After ten years, and nine, ten, or eleven films, I only got hatred back and bad reviews, real bad reviews. I told her, “I can’t go on.” She took a casual bite of her cookie and a sip of her tea, and said, “No, you carry on because film history does not allow you to quit.” And in the next sentence she complains about the noisy neighbors.

Traveling has always been a huge influence on your work. Why do you think you traveled so much early on?
From age 14 on I left home and traveled on foot. I walked along the border of Albania and couldn’t get into Albania. I tried to get into the Congo at the time of the Congo crisis, with cannibalism back—complete and utter chaos. I was looking to answer a question: How does it happen that civilization can sometimes come apart, like it did with Germany with the Nazis?

One of your first films, Even Dwarfs Started Small, really pissed everyone off.
It was misunderstood by the world revolutionaries—they thought it ridiculed the revolution, but I had no intention to be political. Though my thought was, Your analysis is wrong, your remedies are wrong. The entire world has to be resolved into communist cells and communes? They spoke of the working class, but they were all rich kids from upper-middle-class families. I’d been working for three years in a steel factory. They didn’t know what they were talking about.

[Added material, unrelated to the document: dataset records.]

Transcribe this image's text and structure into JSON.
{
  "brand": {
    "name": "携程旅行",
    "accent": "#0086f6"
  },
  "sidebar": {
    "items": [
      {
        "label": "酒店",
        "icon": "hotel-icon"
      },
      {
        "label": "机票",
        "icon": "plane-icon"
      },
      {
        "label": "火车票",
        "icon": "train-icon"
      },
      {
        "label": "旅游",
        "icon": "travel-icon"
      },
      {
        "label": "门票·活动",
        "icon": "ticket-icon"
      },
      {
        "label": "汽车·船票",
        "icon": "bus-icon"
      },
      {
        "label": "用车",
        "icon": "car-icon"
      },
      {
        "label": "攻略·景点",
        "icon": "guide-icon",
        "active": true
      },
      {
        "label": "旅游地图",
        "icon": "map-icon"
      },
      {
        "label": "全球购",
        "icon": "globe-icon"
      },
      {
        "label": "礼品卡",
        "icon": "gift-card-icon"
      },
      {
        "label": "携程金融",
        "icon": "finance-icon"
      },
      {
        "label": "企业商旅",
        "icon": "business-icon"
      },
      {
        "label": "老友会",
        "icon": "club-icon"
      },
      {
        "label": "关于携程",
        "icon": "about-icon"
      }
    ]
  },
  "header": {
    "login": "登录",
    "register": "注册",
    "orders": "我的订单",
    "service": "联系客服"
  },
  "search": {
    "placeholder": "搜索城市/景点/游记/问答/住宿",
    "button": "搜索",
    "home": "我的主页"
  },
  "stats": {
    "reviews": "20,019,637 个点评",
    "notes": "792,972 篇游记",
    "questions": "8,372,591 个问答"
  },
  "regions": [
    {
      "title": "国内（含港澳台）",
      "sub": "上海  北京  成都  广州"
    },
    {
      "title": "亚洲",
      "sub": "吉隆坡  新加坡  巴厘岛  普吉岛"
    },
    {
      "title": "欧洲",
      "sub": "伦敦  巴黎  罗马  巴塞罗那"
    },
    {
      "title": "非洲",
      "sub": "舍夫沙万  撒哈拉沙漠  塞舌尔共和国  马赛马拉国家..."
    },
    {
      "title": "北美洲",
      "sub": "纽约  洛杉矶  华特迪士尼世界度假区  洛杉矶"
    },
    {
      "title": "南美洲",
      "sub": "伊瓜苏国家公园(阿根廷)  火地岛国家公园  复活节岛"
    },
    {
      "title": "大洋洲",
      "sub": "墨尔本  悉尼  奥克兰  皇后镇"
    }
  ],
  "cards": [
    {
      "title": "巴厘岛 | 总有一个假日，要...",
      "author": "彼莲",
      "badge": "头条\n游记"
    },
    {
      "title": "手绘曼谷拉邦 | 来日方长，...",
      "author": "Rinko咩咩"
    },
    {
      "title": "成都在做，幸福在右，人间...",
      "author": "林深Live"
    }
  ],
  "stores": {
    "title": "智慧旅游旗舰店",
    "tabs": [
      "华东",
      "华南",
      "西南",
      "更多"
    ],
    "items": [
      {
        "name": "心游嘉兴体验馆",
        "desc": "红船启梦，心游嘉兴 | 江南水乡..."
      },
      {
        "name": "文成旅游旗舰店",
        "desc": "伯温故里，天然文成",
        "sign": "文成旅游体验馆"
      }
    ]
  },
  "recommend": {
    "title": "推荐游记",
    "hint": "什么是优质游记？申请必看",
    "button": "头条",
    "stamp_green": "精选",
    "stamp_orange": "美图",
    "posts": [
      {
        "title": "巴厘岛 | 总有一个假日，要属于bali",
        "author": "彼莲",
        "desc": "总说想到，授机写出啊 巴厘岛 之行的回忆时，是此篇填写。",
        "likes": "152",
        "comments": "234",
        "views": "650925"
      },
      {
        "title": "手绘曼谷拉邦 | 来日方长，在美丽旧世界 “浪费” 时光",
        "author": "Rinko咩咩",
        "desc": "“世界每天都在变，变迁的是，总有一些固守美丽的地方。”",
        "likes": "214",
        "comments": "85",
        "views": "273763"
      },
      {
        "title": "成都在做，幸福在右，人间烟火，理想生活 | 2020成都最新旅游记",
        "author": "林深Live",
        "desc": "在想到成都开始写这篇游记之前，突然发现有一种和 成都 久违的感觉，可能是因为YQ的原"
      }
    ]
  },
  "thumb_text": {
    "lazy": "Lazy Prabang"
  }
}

You love to blur the line between your life and work—
For me, sometimes life and work become indistinct. Fitzcarraldo, he pulled a 3,650-ton ship over a mountain, with 1,100 savage Indians, in the middle of the Peruvian jungle? Yes—we’ll do that too. I don’t mind that other filmmakers make movies with different means. But I’ll do it my way.

Okay, but which other artists are favorites of yours?
Visionaries that were far ahead of their times. The composer Gesualdo, in the late 1500s, composed music we heard only from Stravinsky onwards. He was 400 years ahead of his time. Hercules Seghers made prints that were so visionary and so strange he was considered some kind of insane man. Only Rembrandt took him seriously. All his art was considered wrapping paper for sandwiches. Only a hundred or so pieces survived. These are the people who touched my heart.

In your films, you’re constantly attracted to landscapes. Is there an artist whose landscapes you admire?
Turner made something like landscapes as inner landscapes—landscapes that only exist in our dreams in some way. I want to show the landscapes of our soul, an ecstasy of a landscape …

You often talk about the ecstatic truth. Who do you feel shares that sense of truth?
Writers, mostly. Bruce Chatwin, whom I knew and liked very much. At the end, he was delirious but had some clear moments. He gave me his old-fashioned rucksack from the thirties or so, and said, “You have to carry on my rucksack.” If my house is on fire, I would bring everyone who is alive, and then I would save his rucksack.

Recently you’ve been in films with Zak Penn and Harmony Korine. You mainly play comic roles. Why?
I think I have a peculiar humor that becomes a cross that I bear. I always complain that nobody sees my sense of humor, but it comes across when you have a movie theater filled with people. I’m pretty good at it, as long as I can be someone who’s vile, base, intimidating, and dysfunctional.